Along with that course, students will choose one of six “connector courses,” utilizing those skills in a particular field of study, such as history or health, and to address real-world issues. They will also examine best practices for both individual and project-based computing, privacy and anonymization, data and ethical decision-making, and data validity and reliability.
“Data competency is important; it’s one of the fundamental skills that all Berkeley graduates, in our more than 100 majors on campus, should have,” says David Culler, a professor of electrical engineering and computer sciences. “If our students get this training early, it will enable them to go far – in graduate school, in their careers, and as informed citizens.”
The new data science program also reflects the changing nature of a university education.
“Berkeley is doing something transformational, something no other university has imagined – it’s integrating data science as a core component of liberal education,” says Bob Jacobsen, interim dean of undergraduate studies in the College of Letters and Science. “This program will be a defining feature of a Berkeley undergraduate education, and hopefully a model for other institutions.”
This fall, up to 150 freshmen will take the pilot courses, which will be refined and become permanent in semesters ahead.

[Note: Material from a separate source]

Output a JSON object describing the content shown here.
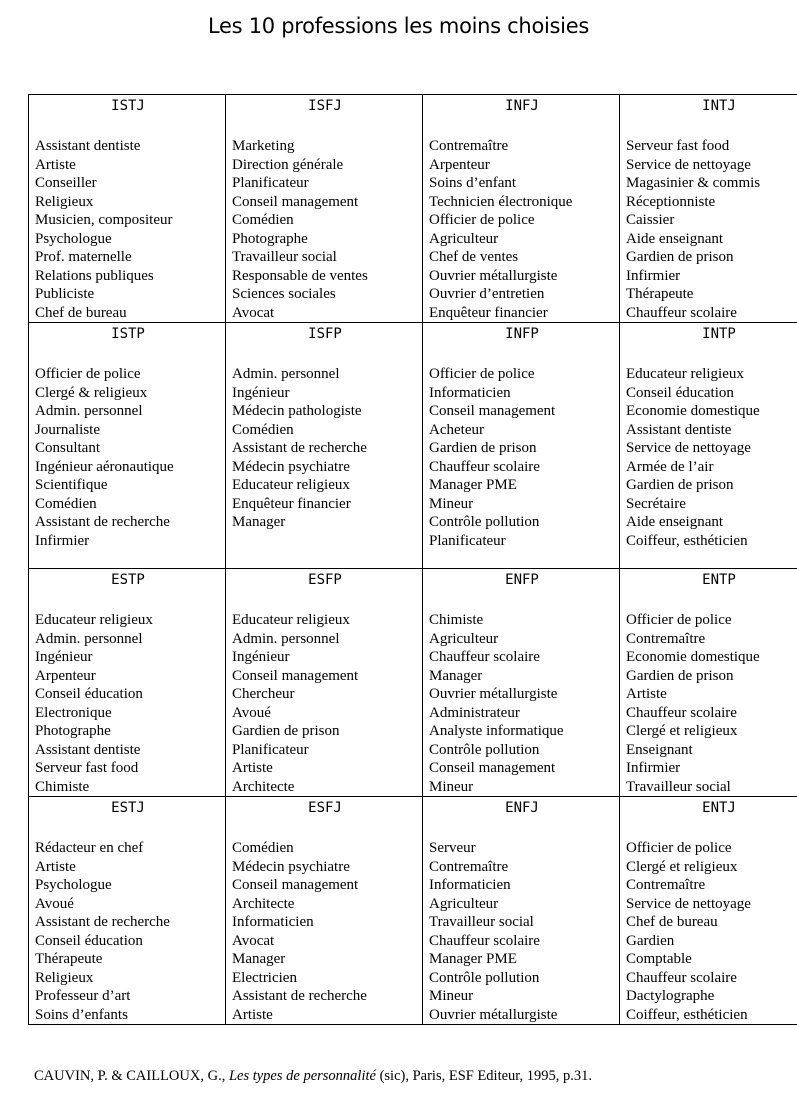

But Berkeley plans to steadily grow the numbers of undergrads enrolled in them each semester until spring 2017, when a projected 3,000 students at a time will take part.
Waves of student interest
A year ago, Chancellor Nicholas Dirks called together a rapid-response committee to develop a data science curriculum, one of an array of innovations he is launching to benefit Berkeley undergraduates. The demand was pressing: During the past five years, a massive wave of undergrads, many of them seeking data skills, has flooded Berkeley computer science and statistics courses. Today, the bulk of the campus’s 27,000 undergraduates elect to take entry-level courses in computing and statistical reasoning, and many continue on to upper-division courses.
“Students’ minds may start with, ‘I need a pathway to a job,’ and they’re seeing how many great jobs are out there for people with data science skills,” says Cathryn Carson, a professor of history. “For the faculty, we see the research world being transformed by the availability of data, and we see how students need to be skilled at working with it by the time they get to graduate school.”

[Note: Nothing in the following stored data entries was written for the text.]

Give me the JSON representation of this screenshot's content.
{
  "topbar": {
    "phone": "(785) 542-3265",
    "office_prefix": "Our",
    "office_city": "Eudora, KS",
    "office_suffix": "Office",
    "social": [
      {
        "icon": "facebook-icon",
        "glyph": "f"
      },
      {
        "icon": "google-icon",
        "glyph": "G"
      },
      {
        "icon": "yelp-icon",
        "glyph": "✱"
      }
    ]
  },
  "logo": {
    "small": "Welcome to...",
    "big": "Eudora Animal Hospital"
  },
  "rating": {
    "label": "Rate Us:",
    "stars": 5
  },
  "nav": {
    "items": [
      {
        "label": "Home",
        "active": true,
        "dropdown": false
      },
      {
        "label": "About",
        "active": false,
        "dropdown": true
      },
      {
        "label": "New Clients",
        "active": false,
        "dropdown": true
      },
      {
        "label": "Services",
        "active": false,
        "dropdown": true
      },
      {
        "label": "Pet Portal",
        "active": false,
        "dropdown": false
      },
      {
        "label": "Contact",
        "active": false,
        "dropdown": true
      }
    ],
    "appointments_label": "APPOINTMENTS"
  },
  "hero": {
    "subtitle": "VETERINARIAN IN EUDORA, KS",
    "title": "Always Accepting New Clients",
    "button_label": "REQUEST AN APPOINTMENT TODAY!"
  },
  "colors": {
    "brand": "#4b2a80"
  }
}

Campus leaders concur that a thoughtful, integrated approach is needed for the broad student population. “Data science is more than just technical tools, it’s a way of thought,” says AnnaLee Saxenian, dean of the School of Information. “Data science has its own distinct rigor, and at the same time, it brings contextual and ethical issues to play – for instance, where did the data come from, how can you ask good questions with it, and what are its limits?”
The faculty team planning the new curriculum recognizes the need for an approach to data science that is accessible to the entire student population, from students in the humanities who want to learn to work with big data, but haven’t been able to find the right class for all their needs, all the way to those who want to specialize in data science itself.

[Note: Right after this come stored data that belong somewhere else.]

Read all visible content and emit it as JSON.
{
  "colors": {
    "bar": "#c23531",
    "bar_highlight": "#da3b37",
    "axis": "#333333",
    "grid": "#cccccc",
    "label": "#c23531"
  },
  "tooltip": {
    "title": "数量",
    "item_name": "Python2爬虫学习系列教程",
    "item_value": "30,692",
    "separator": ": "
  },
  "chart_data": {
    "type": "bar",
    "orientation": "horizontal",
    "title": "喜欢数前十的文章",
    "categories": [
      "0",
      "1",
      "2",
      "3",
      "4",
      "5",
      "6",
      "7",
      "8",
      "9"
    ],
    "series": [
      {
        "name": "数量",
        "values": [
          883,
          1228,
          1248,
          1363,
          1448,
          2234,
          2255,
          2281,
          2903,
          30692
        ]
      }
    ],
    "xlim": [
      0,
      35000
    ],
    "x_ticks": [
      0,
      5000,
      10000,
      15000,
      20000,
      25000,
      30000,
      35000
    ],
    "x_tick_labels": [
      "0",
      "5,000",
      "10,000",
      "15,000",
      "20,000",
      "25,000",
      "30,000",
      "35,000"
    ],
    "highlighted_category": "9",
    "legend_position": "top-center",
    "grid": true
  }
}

“These are new, exciting courses, and they will evolve and get refined as the program matures,” says Culler of the pilot offerings. “We are devoted to creating a thoughtful, integrated approach for the broad student population and pathways through the curriculum that open doors for students into data science in ways that suit their current needs, diverse backgrounds and future plans.”
Preliminary data from the team’s preparatory work suggest that there will be broad interest among students. “Data is the future right now,” says Jerome Rufin, a senior in industrial engineering and operations research. “It would be awesome if you could have exposure to that at an early stage.”